XTI Aircraft TriFan 600 Technicalities
The TriFan 600 VTOL aircraft will use ducted fans to power this unique business aircraft. It will use a hybrid-electric propulsion system that propels it at a maximum cruising speed of 300 knots (or 345 mph) in just 11 minutes. The maximum cruising altitude will be 29,000 feet. It will seat 5 passengers and a pilot in what the company calls “business class comfort.” Its range is estimated at 1,200 NM.
Using a fly-by-wire system, the TriFan 600 has a maximum take-off load of 2,404 kg (5,300 lb) and a maximum short takeoff weight of 2,858 kg (6,300 lb). Its empty weight is 1,588 kg (3,500 lb). This “feather weight” is achieved by using carbon fiber and epoxy.
By using three propellers, two tilting ducted fans sit on the front part of the wings for vertical and forward flight, and the other fan rests in the rear part fuselage and takes care of the vertical lift.

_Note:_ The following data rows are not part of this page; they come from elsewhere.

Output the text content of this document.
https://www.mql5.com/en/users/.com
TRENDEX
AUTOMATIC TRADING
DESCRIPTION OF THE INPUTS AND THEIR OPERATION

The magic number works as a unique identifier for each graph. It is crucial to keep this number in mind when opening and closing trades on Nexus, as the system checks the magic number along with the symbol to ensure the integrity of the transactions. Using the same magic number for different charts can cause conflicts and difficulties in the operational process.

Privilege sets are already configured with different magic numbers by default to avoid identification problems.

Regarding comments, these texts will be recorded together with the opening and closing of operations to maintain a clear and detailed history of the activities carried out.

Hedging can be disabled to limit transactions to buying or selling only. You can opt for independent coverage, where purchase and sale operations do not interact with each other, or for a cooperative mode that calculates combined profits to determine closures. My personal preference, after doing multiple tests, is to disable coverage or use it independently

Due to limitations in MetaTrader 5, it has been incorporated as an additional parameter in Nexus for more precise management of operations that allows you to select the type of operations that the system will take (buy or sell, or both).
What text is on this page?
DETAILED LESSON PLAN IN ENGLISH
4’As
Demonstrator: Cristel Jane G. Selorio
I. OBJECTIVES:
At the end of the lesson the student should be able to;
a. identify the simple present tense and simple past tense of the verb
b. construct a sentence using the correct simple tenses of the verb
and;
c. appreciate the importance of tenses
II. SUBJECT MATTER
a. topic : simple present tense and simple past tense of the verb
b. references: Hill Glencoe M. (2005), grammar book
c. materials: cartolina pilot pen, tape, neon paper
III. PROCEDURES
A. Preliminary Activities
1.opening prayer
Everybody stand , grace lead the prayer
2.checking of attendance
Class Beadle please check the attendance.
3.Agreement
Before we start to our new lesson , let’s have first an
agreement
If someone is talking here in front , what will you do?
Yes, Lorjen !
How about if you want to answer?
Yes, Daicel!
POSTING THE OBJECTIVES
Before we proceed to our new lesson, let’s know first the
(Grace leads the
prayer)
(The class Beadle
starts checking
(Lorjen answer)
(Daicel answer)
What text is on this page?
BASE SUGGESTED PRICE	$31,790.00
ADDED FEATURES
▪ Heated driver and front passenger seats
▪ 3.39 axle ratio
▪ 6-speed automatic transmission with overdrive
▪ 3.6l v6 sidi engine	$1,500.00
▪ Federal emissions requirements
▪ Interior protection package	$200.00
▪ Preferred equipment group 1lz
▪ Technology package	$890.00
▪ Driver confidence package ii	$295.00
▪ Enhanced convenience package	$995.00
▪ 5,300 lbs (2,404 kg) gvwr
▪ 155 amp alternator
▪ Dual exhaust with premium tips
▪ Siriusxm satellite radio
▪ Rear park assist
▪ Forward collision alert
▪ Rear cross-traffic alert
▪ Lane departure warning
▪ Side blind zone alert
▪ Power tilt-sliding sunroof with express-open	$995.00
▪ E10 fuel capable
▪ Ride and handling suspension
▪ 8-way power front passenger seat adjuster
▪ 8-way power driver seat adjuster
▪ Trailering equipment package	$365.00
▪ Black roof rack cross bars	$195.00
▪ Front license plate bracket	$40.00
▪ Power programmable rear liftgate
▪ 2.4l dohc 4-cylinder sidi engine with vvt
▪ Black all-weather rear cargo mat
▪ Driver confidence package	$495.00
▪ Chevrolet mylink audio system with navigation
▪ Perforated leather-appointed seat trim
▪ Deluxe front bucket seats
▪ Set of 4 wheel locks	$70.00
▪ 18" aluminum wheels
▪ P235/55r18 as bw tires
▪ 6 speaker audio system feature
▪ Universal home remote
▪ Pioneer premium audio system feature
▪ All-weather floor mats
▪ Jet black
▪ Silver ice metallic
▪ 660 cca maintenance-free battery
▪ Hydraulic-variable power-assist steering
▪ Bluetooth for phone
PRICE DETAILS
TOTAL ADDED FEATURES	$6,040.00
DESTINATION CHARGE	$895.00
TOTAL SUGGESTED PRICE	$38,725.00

The TriFan 600 will use a 1,100 hp turbine driving the dual electric motors. Each propeller has two 250 kW electric motors that provide a 1.30 thrust factor.
Departing from its original plan, the company switched to a hybrid-electric propulsion system that replaces its original twin turboshaft engines, gearboxes, and driveshafts. XTI Aircraft found the turbine-driven generator, battery, and motor platform reduces the purchase price while slashing operating costs all while providing similar performance, according to LaBelle. The hybrid system was developed by electric propulsion specialist Bye Aerospace, also an innovator in the electric and solar aviation field.

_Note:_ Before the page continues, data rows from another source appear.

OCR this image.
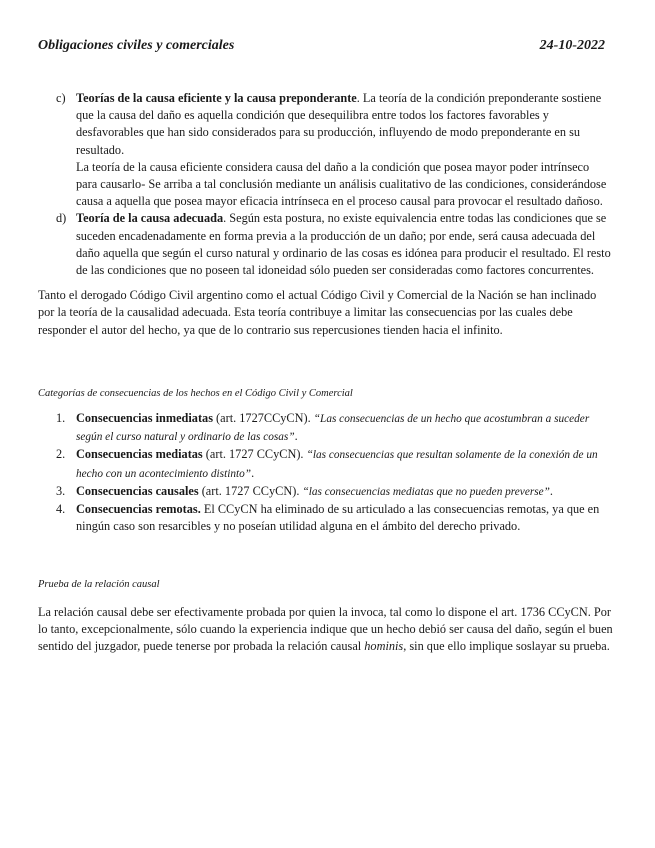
Obligaciones civiles y comerciales	24-10-2022
c) Teorías de la causa eficiente y la causa preponderante. La teoría de la condición preponderante sostiene que la causa del daño es aquella condición que desequilibra entre todos los factores favorables y desfavorables que han sido considerados para su producción, influyendo de modo preponderante en su resultado.

La teoría de la causa eficiente considera causa del daño a la condición que posea mayor poder intrínseco para causarlo- Se arriba a tal conclusión mediante un análisis cualitativo de las condiciones, considerándose causa a aquella que posea mayor eficacia intrínseca en el proceso causal para provocar el resultado dañoso.

d) Teoría de la causa adecuada. Según esta postura, no existe equivalencia entre todas las condiciones que se suceden encadenadamente en forma previa a la producción de un daño; por ende, será causa adecuada del daño aquella que según el curso natural y ordinario de las cosas es idónea para producir el resultado. El resto de las condiciones que no poseen tal idoneidad sólo pueden ser consideradas como factores concurrentes.

Tanto el derogado Código Civil argentino como el actual Código Civil y Comercial de la Nación se han inclinado por la teoría de la causalidad adecuada. Esta teoría contribuye a limitar las consecuencias por las cuales debe responder el autor del hecho, ya que de lo contrario sus repercusiones tienden hacia el infinito.

Categorías de consecuencias de los hechos en el Código Civil y Comercial
1. Consecuencias inmediatas (art. 1727CCyCN). “Las consecuencias de un hecho que acostumbran a suceder según el curso natural y ordinario de las cosas”.

2. Consecuencias mediatas (art. 1727 CCyCN). “las consecuencias que resultan solamente de la conexión de un hecho con un acontecimiento distinto”.

3. Consecuencias causales (art. 1727 CCyCN). “las consecuencias mediatas que no pueden preverse”.

4. Consecuencias remotas. El CCyCN ha eliminado de su articulado a las consecuencias remotas, ya que en ningún caso son resarcibles y no poseían utilidad alguna en el ámbito del derecho privado.

Prueba de la relación causal

La relación causal debe ser efectivamente probada por quien la invoca, tal como lo dispone el art. 1736 CCyCN. Por lo tanto, excepcionalmente, sólo cuando la experiencia indique que un hecho debió ser causa del daño, según el buen sentido del juzgador, puede tenerse por probada la relación causal hominis, sin que ello implique soslayar su prueba.
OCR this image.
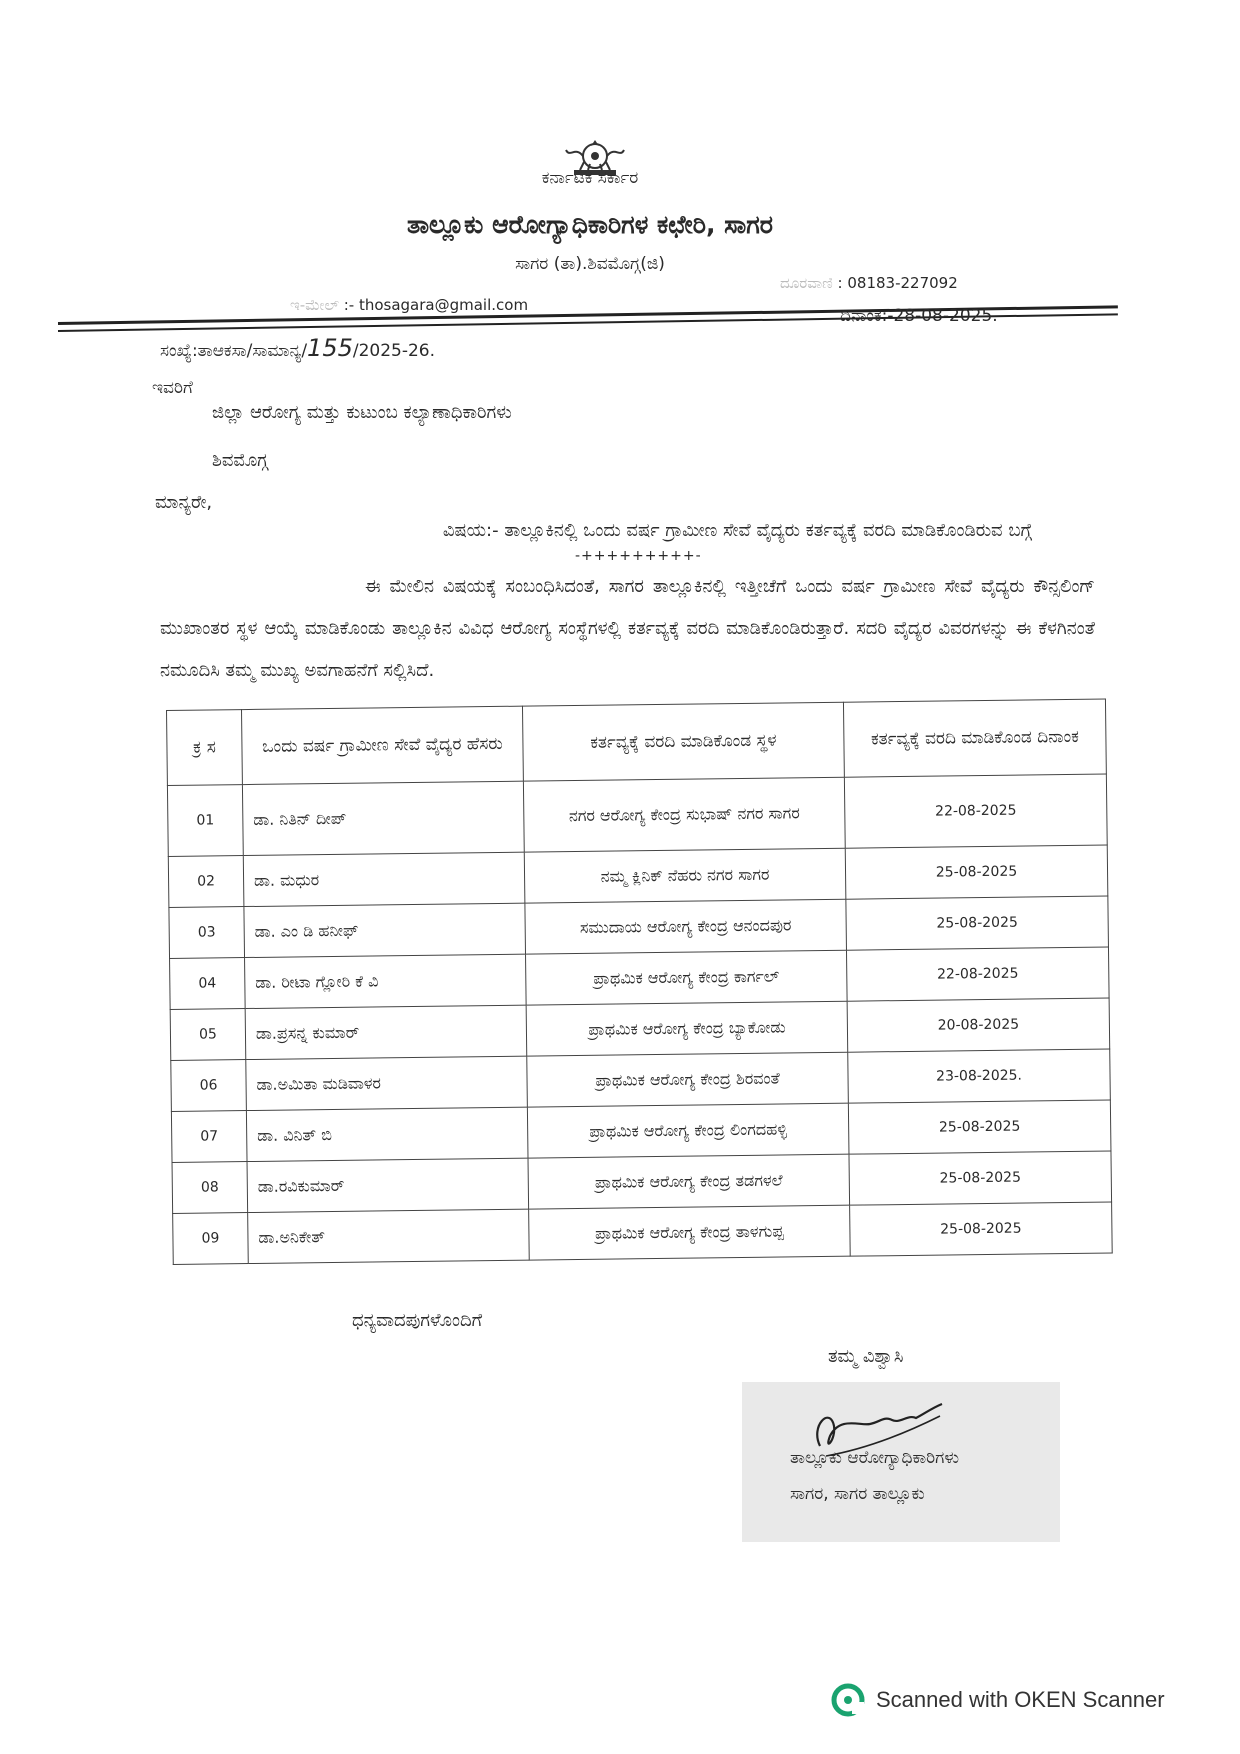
ಕರ್ನಾಟಕ ಸರ್ಕಾರ
ತಾಲ್ಲೂಕು ಆರೋಗ್ಯಾಧಿಕಾರಿಗಳ ಕಛೇರಿ, ಸಾಗರ
ಸಾಗರ (ತಾ).ಶಿವಮೊಗ್ಗ(ಜಿ)
ದೂರವಾಣಿ : 08183-227092
ಇ-ಮೇಲ್ :- thosagara@gmail.com
ಸಂಖ್ಯೆ:ತಾಆಕಸಾ/ಸಾಮಾನ್ಯ/155/2025-26.
ದಿನಾಂಕ:-28-08-2025.
ಇವರಿಗೆ
ಜಿಲ್ಲಾ ಆರೋಗ್ಯ ಮತ್ತು ಕುಟುಂಬ ಕಲ್ಯಾಣಾಧಿಕಾರಿಗಳು
ಶಿವಮೊಗ್ಗ
ಮಾನ್ಯರೇ,
ವಿಷಯ:- ತಾಲ್ಲೂಕಿನಲ್ಲಿ ಒಂದು ವರ್ಷ ಗ್ರಾಮೀಣ ಸೇವೆ ವೈದ್ಯರು ಕರ್ತವ್ಯಕ್ಕೆ ವರದಿ ಮಾಡಿಕೊಂಡಿರುವ ಬಗ್ಗೆ
-+++++++++-
ಈ ಮೇಲಿನ ವಿಷಯಕ್ಕೆ ಸಂಬಂಧಿಸಿದಂತೆ, ಸಾಗರ ತಾಲ್ಲೂಕಿನಲ್ಲಿ ಇತ್ತೀಚೆಗೆ ಒಂದು ವರ್ಷ ಗ್ರಾಮೀಣ ಸೇವೆ ವೈದ್ಯರು ಕೌನ್ಸಲಿಂಗ್ ಮುಖಾಂತರ ಸ್ಥಳ ಆಯ್ಕೆ ಮಾಡಿಕೊಂಡು ತಾಲ್ಲೂಕಿನ ವಿವಿಧ ಆರೋಗ್ಯ ಸಂಸ್ಥೆಗಳಲ್ಲಿ ಕರ್ತವ್ಯಕ್ಕೆ ವರದಿ ಮಾಡಿಕೊಂಡಿರುತ್ತಾರೆ. ಸದರಿ ವೈದ್ಯರ ವಿವರಗಳನ್ನು ಈ ಕೆಳಗಿನಂತೆ ನಮೂದಿಸಿ ತಮ್ಮ ಮುಖ್ಯ ಅವಗಾಹನೆಗೆ ಸಲ್ಲಿಸಿದೆ.
ಕ್ರ ಸ	ಒಂದು ವರ್ಷ ಗ್ರಾಮೀಣ ಸೇವೆ ವೈದ್ಯರ ಹೆಸರು	ಕರ್ತವ್ಯಕ್ಕೆ ವರದಿ ಮಾಡಿಕೊಂಡ ಸ್ಥಳ	ಕರ್ತವ್ಯಕ್ಕೆ ವರದಿ ಮಾಡಿಕೊಂಡ ದಿನಾಂಕ
01	ಡಾ. ನಿತಿನ್ ದೀಪ್	ನಗರ ಆರೋಗ್ಯ ಕೇಂದ್ರ ಸುಭಾಷ್ ನಗರ ಸಾಗರ	22-08-2025
02	ಡಾ. ಮಧುರ	ನಮ್ಮ ಕ್ಲಿನಿಕ್ ನೆಹರು ನಗರ ಸಾಗರ	25-08-2025
03	ಡಾ. ಎಂ ಡಿ ಹನೀಫ್	ಸಮುದಾಯ ಆರೋಗ್ಯ ಕೇಂದ್ರ ಆನಂದಪುರ	25-08-2025
04	ಡಾ. ರೀಟಾ ಗ್ಲೋರಿ ಕೆ ವಿ	ಪ್ರಾಥಮಿಕ ಆರೋಗ್ಯ ಕೇಂದ್ರ ಕಾರ್ಗಲ್	22-08-2025
05	ಡಾ.ಪ್ರಸನ್ನ ಕುಮಾರ್	ಪ್ರಾಥಮಿಕ ಆರೋಗ್ಯ ಕೇಂದ್ರ ಬ್ಯಾಕೋಡು	20-08-2025
06	ಡಾ.ಅಮಿತಾ ಮಡಿವಾಳರ	ಪ್ರಾಥಮಿಕ ಆರೋಗ್ಯ ಕೇಂದ್ರ ಶಿರವಂತೆ	23-08-2025.
07	ಡಾ. ವಿನಿತ್ ಬಿ	ಪ್ರಾಥಮಿಕ ಆರೋಗ್ಯ ಕೇಂದ್ರ ಲಿಂಗದಹಳ್ಳಿ	25-08-2025
08	ಡಾ.ರವಿಕುಮಾರ್	ಪ್ರಾಥಮಿಕ ಆರೋಗ್ಯ ಕೇಂದ್ರ ತಡಗಳಲೆ	25-08-2025
09	ಡಾ.ಅನಿಕೇತ್	ಪ್ರಾಥಮಿಕ ಆರೋಗ್ಯ ಕೇಂದ್ರ ತಾಳಗುಪ್ಪ	25-08-2025
ಧನ್ಯವಾದಪುಗಳೊಂದಿಗೆ
ತಮ್ಮ ವಿಶ್ವಾಸಿ
ತಾಲ್ಲೂಕು ಆರೋಗ್ಯಾಧಿಕಾರಿಗಳು
ಸಾಗರ, ಸಾಗರ ತಾಲ್ಲೂಕು
Scanned with OKEN Scanner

Bye Aerospace is currently developing medium- and high-altitude long-endurance UAVs that focus on efficiency. You might not be too surprised to find out that Bye Aerospace is closely related to other players in this industry as well. It is an affiliate of Aero Electric Aircraft Corp. (AEAC), a company we’ve written about a couple of times since it is developing the two-seat electric Sun Flyer 2 and four-seat Sun Flyer 4 — training and pilot-owner aircrafts. It is also affiliated with Silent Falcon™ UAS Technologies, a company that is developing a technologically advanced solar-electric small Unmanned Aircraft System. It’s a small world and tight-knit family.
XTI Aircraft is currently on a Reg A+ equity crowdfunding campaign you can follow and be part of on StartEngine. The campaign accepts accredited and non-accredited investors, as well as a Series B option for accredited investors. With a minimum sale of 40 to 100 TriFan 600s, each would be priced at $6–8 million, making them competitive in the business chartered jet industry.
If you happen to leave near Fort Lauderdale, Florida, XTI will showcase its TriFan 600 at the Lauderdale International Boat Show from November 1–5, 2017.
Making Sense of the XT Aircraft TriFan 600
What the TriFan 600 aircraft aims for is short city-to-city business jet trips with a VTOL capacity. This will enable it to fly directly in and out of city centers, something only helicopters can do now. By offering the possibility of flying directly from point A to point B, it will not only compete with major airlines but also the private business jet industry and rail, wherever available.
The business model is similar to other VTOLs we’ve covered here, as well as flying taxi concepts. VTOLs also offer the potential of bypassing impersonal giant airport hubs, taking their clientele directly from their residence or workplace into the heart of cities or their final destination. Considering airports are usually far away from downtown centers, they often necessitate considerably further transportation, something VTOL can resolve.
Curious for more about this sector? Check out the interesting evolution of VTOLs.
The promise of VTOLs is undeniably appealing, as they could reduce ground congestion and leapfrog our aging infrastructure (something that needs revamping for the impending autonomous driving force). The XTI Aircraft TriFan 600 seems to be one of the furthest ahead, but it’s a hard market to judge at this point with a close family of engineers and visionaries trying to push their VOTLs to victory.